Protokoll der Sitzung vom 24.09.2008

(Zuruf von Heike Polzin, SPD)

Hier heute in gekränkter Eitelkeit zu sitzen und zu sagen, uns hat ja vorher keiner gefragt, das ist zu dünn.

(Zurufe von Dr. Norbert Nieszery, SPD, und Ute Schildt, SPD)

Und weil der Satz so unglaublich ist, möchte ich mit dem noch mal schließen, Herr von Storch, verzeihen Sie es mir: Wir Liberalen brauchen die Öffentlichkeit, wir sind da anders als Sie.

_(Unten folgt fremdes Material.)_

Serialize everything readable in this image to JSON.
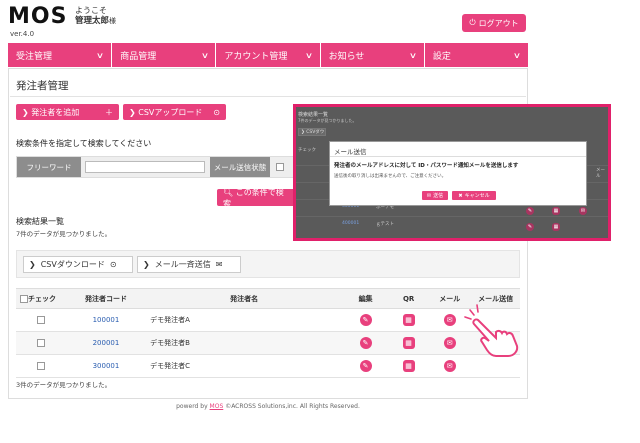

(Beifall bei Abgeordneten der Fraktion der FDP – Zurufe von Reinhard Dankert, SPD, und Dr. Norbert Nieszery, SPD)

Vielen Dank, Herr Roolf.

Ich schließe die Aussprache.

Der Ältestenrat schlägt vor, den Gesetzentwurf der Fraktion der FDP auf Drucksache 5/1707 zur Beratung an den Europa- und Rechtsausschuss zu überweisen. Wer stimmt für diesen Überweisungsvorschlag? –

(Volker Schlotmann, SPD: Nach der Rede schon gar nicht mehr!)

Wer stimmt dagegen? – Gibt es Stimmenthaltungen? – Das ist nicht der Fall. Damit ist der Überweisungsvorschlag bei Zustimmung der Fraktion der FDP, der LINKEN und der NPD sowie Gegenstimmen aus den Fraktionen der SPD und CDU abgelehnt.

Gemäß Paragraf 48 Absatz 3 unserer Geschäftsordnung wird der Gesetzentwurf spätestens nach drei Monaten zur Zweiten Lesung auf die Tagesordnung gesetzt.

Ich rufe auf den Tagesordnungspunkt 14: Erste Lesung des Gesetzentwurfes der Fraktion der NPD – Entwurf eines Vierten Gesetzes zur Änderung der Verfassung des Landes Mecklenburg-Vorpommern, auf Drucksache 5/1786.

Gesetzentwurf der Fraktion der NPD: Entwurf eines Vierten Gesetzes zur Änderung der Verfassung des Landes MecklenburgVorpommern (Landesverfassungsgesetz Mecklenburg-Vorpommern – LVerfG M-V) (Erste Lesung) – Drucksache 5/1786 –

Das Wort zur Einbringung hat der Abgeordnete Herr Andrejewski.

(Zuruf von Dr. Wolfgang Methling, DIE LINKE)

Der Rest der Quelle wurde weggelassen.